HPLC elution patterns of murein samples purified from spiral and coccoid H. pylori cells. Muropeptide mixtures were analyzed as described in the text, and the A₂₀₄ of the eluent was monitored. A murein sample from E. coli was analyzed under identical conditions for comparative purposes. Numbers in H. pylori panels identify corresponding peaks in both spiral and coccoid cell samples. Muropeptides shown in the E. coli panel correspond to the basic structure N-acetylglucosaminyl-N-acetylmuramyl–l-Ala–d-Glu–(γ)-mDap–R₁R₂, where R₁ and R₂ are substituents at the l-carboxy and d-amino groups of mDap, respectively.

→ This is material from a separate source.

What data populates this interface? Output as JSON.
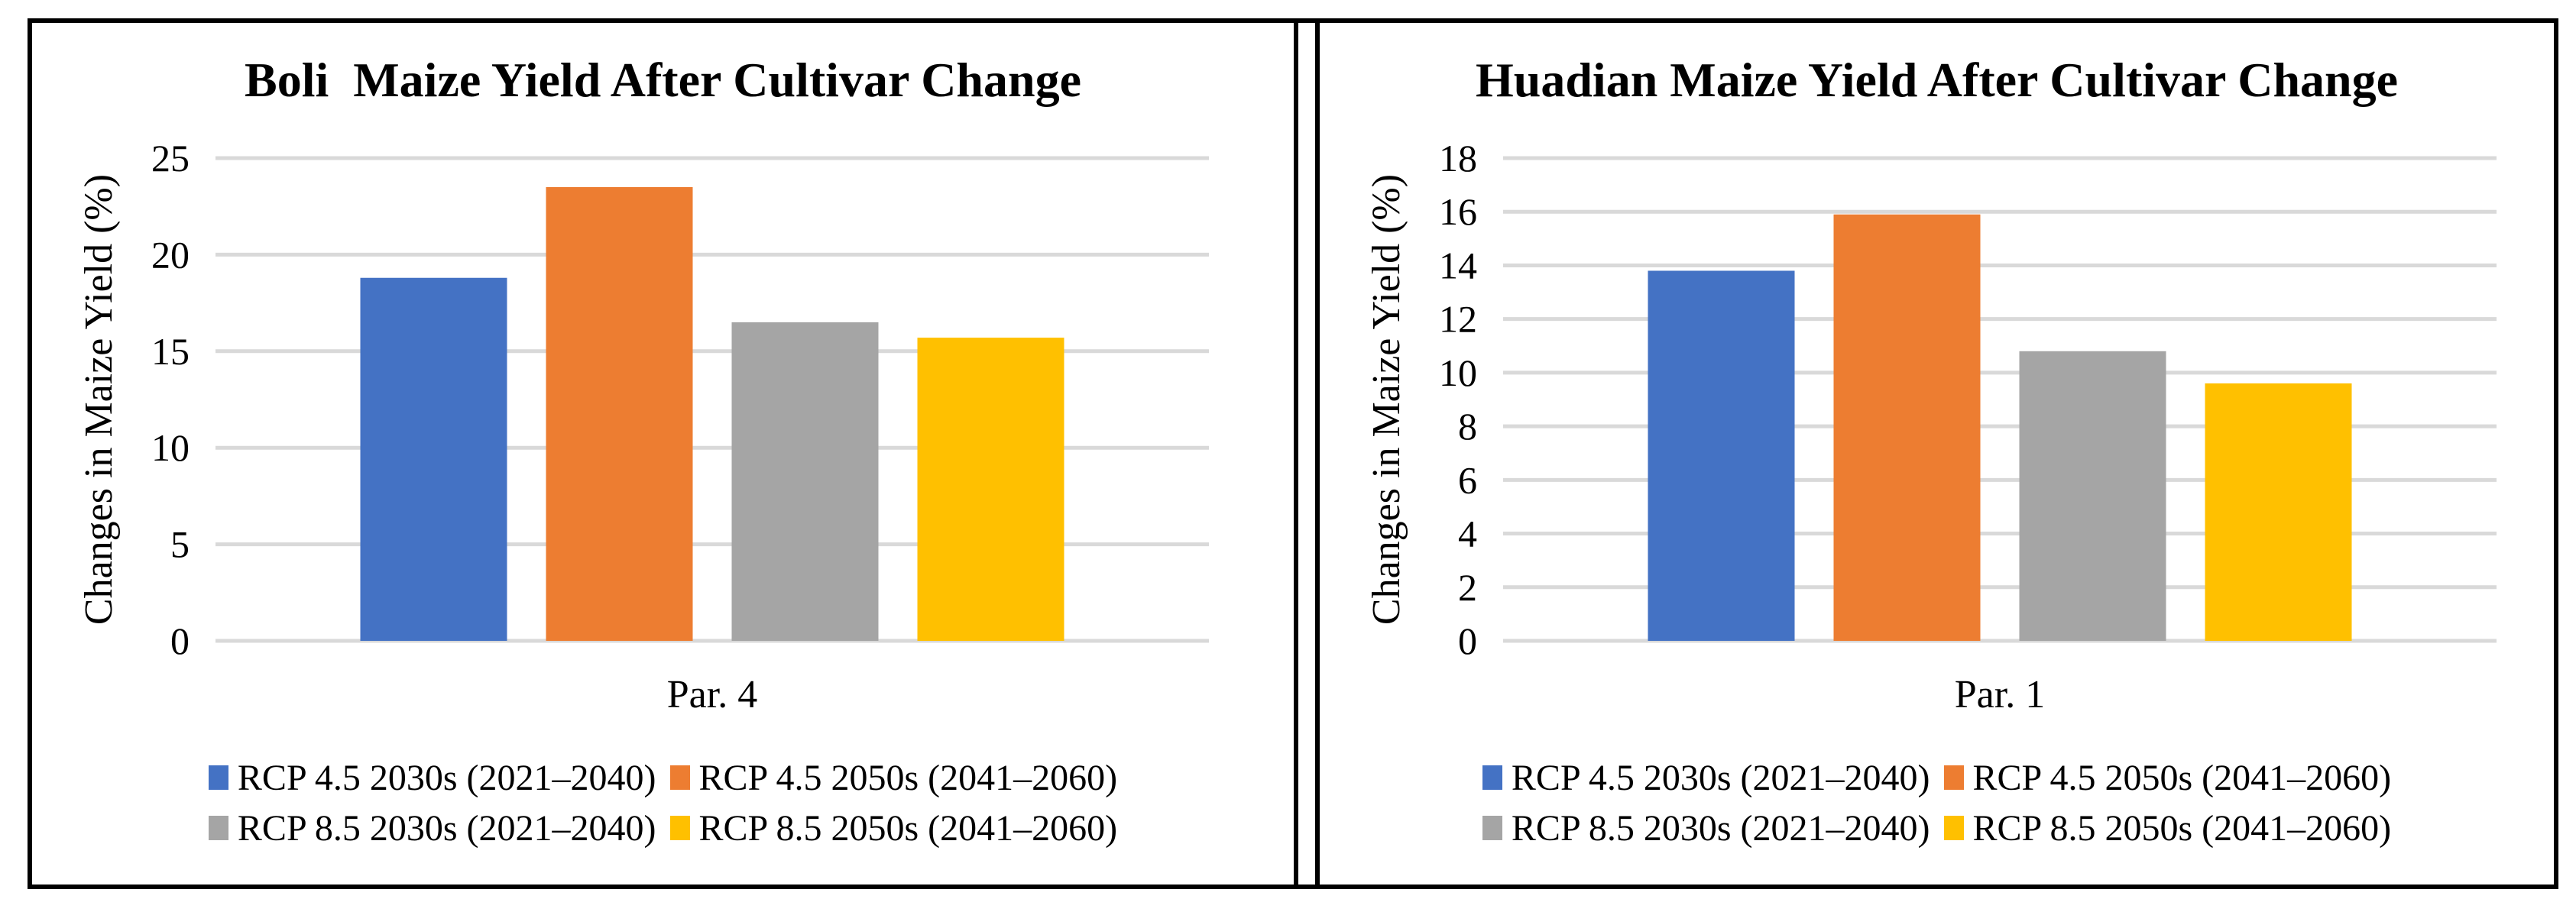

R₁ and R₂ for the muropeptides shown are as follows: A, R₁ = →d-Ala, R₂ = −H; B, R₁ = →Lys-Arg, R₂ = −H (Braun’s lipoprotein anchoring muropeptide); C, R₁ = N-acetylglucosaminyl-N-acetylmuramyl–l-Ala–d-Glu–(d-Ala)mDap←, R₂ = −H; D, R₁ = N-acetylglucosaminyl-N-acetylmuramyl–l-Ala–d-Glu–mDap–d-Ala←, R₂ = −H; E, R₁ = N-acetylglucosaminyl-N-acetylmuramyl–l-Ala–d-Glu–(d-Ala)mDap–d-Ala←, R₂ = −H; F, R₁ = N - acetylglucosaminyl - N - acetylmuramyl–l - Ala–d - Glu–(d - Ala)mDap–d - Ala ←, R₂ = N-acetylglucosaminyl-N-acetylmuramyl–l-Ala–d-Glu–mDap–d-Ala→.

FIG. 2

Molecular ion region of the positive- and negative-ion MALDI mass spectrum of fraction 7 from murein of spiral H. pylori cells. (A) The positive-ion mass spectrum exhibited complex adduct ions at m/z 1945.0 (calculated m/z, 1945.9), 1966.9, 1989.0, 2011.1, and 2033.0, corresponding to [M+Na]⁺, [M+2Na-H]⁺, [M+3Na-2H]⁺, [M+4Na-3H]⁺, and [M+5Na-4H]⁺ ions, respectively. (B) In the negative-ion mass spectrum, a similar complex adduct ion pattern ([M+Na-2H]⁻, [M+2Na-3H]⁻, [M+3Na-4H]⁻, and [M+4Na-5H]⁻) was observed, but with the deprotonated molecule [M-H]⁻ (found m/z, 1921.0; calculated, m/z 1921.9) as the base peak.

FIG. 3

Alternative models accounting for the high proportion in cross-linked anhydro-muropeptides susceptible to galactosylation. (A) Single anhydro-disaccharide units are cross-linked to nearby long glycan strands. Muropeptides with this configuration do not contribute to the physical strength of the sacculus. (B) Short strands (two disaccharide units) are head-to-tail cross-linked to each other, connecting longer strands. In this configuration very short chains could effectively contribute to the strength of the sacculus. Muramidase digestion would release equal amounts of galactosylated, anhydro-cross-linked dimers in both instances. The models shown in both panels could coexist.